A mix of old houses built by the Portuguese, Dutch and British in these colonial periods line the streets of Fort Kochi. Conde Nast Traveller, CNN Travel, Nat Geo Travel, and more have featured Fort Kochi as one of the must-visit places in the world, so what are you waiting for?
What to see
The historical richness of the place has left it with many architectural marvels from different eras.
1. Santa Cruz Basilica
One of the nine Basilicas in Kerala, Santa Cruz is one of the only few buildings built by the Portuguese here that the Dutch spared.
2. Paradesi Synagogue
The 14th-century synagogue is open to visitors every day except Fridays, Saturdays, and Jewish holidays when it holds mass.
3. Dutch Palace
Also known as the Mattancherry Palace, the building houses many portraits and exhibits of Kochi kings.
4. Indo Portuguese museum
This building near the Bishop House exhibits fragments from Fort Kochi relationship with the Portuguese in form of Indo-Portuguese Christian Art heritage.
5. Chinese fishing nets
Did you know that one interpretation of the name 'Co-chin' is 'like China'? The Chinese explorers who landed here during the Portuguese rule installed these stationary fishing nets that have since become symbolic of the place.
6. Fort Emmanuel ruins
The origin of Fort Kochi's name lies buried under the ruins of this Portuguese fort which was also one of the first in Asia.
7. Jain Temple
8. Fort Kochi Beach
9. Dutch Cemetery
Where to eat
Being a tourist hub, Fort Kochi has all kinds of cuisines to offer. From local spices to continental desserts, you can taste everything here.
Overlooking the Princess Street, this unassuming eatery will fit your jolly holiday mood just right.
2. Mocha art cafe
Situated almost opposite the Paradesi synagogue, this cafe serves some exotic dishes like the Sashshuka with a menu of refreshing drinks.
3. Fusion Bay
Go here for budget-friendly seafood dishes cooked in authentic Kerala spices, all serves with a view of the basilica.

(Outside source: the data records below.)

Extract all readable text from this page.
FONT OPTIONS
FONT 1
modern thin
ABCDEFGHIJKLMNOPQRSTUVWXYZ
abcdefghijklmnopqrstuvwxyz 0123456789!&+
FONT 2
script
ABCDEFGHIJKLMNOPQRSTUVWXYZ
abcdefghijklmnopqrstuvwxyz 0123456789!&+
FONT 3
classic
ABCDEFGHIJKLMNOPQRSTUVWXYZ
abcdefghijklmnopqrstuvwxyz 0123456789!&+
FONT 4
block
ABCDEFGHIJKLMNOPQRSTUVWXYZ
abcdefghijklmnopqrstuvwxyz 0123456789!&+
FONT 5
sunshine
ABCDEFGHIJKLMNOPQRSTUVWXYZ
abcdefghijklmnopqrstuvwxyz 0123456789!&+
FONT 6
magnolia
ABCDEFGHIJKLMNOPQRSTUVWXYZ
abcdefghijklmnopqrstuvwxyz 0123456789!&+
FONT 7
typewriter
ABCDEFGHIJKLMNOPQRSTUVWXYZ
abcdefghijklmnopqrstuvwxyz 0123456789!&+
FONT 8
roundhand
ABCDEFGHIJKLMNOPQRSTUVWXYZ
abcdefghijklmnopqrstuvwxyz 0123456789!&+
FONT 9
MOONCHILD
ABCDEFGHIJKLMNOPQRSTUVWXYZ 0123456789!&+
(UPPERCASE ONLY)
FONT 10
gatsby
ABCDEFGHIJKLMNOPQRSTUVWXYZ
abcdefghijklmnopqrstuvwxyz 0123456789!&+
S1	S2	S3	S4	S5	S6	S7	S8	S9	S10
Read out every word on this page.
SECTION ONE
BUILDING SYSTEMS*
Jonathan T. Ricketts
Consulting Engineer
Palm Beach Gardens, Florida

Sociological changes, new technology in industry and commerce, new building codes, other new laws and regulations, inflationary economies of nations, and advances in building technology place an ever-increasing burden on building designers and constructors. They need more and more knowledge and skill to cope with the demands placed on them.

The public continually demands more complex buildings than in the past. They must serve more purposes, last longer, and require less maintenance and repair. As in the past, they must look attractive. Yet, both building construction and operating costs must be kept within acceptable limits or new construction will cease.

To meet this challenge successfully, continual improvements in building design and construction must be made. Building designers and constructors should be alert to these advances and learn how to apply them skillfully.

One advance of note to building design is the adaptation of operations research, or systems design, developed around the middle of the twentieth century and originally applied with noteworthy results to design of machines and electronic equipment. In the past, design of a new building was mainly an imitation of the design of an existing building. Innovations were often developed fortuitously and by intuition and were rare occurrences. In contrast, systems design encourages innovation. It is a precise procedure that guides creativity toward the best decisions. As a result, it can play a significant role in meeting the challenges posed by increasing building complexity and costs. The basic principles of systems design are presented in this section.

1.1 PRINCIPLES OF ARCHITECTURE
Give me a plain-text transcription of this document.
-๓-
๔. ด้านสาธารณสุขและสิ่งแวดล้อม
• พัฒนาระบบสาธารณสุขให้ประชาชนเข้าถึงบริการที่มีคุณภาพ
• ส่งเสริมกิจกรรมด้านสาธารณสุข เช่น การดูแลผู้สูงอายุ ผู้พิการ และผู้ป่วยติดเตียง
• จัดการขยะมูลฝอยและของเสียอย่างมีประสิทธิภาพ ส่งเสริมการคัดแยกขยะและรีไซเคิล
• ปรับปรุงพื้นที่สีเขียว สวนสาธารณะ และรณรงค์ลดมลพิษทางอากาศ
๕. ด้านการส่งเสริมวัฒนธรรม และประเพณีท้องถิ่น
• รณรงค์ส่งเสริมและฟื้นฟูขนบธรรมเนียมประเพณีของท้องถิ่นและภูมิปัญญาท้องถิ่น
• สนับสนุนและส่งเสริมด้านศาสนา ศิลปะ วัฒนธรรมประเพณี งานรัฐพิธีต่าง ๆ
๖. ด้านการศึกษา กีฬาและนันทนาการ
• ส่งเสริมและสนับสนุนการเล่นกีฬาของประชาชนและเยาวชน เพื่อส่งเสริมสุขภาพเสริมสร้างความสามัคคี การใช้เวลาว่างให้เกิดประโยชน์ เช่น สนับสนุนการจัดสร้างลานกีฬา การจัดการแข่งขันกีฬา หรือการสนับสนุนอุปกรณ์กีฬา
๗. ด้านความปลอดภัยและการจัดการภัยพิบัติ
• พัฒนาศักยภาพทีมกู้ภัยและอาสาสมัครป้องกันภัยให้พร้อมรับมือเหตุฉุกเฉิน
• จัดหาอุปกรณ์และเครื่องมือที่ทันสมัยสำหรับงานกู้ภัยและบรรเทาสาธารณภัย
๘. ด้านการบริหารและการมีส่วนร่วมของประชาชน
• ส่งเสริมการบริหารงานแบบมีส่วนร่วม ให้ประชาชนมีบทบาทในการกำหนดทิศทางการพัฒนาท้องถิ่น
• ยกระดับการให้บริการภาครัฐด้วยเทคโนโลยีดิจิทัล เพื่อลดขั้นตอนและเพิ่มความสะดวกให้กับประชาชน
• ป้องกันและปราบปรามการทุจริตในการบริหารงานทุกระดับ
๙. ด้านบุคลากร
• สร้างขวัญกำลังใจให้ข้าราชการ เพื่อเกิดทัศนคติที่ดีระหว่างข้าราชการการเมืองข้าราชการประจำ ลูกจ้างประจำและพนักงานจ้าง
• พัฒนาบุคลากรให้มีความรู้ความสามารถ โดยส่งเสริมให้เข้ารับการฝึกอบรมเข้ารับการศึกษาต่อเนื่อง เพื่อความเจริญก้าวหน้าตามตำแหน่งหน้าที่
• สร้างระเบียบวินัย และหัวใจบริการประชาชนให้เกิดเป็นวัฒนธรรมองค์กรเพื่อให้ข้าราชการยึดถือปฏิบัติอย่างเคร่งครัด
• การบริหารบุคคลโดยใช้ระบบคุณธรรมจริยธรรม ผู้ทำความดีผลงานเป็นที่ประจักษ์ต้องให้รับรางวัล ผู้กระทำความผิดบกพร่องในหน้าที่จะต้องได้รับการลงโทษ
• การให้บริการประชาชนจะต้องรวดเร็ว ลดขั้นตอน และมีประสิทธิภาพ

4. Kayees Rahmathulla Cafe
In the mood for biryani? The aroma and locals will direct you here.
5. Menorah Restaurant
With the distinction of being the only restaurant in India to serve Jewish food, this places has played host to many dignitaries in its history.
Where to stay
Accommodation is the last thing you need to worry about when in Fort Kochi because most locals have turned their houses into friendly and affordable homestays. Apart from those, there are old buildings that will take you back in time with their genteel, royal air.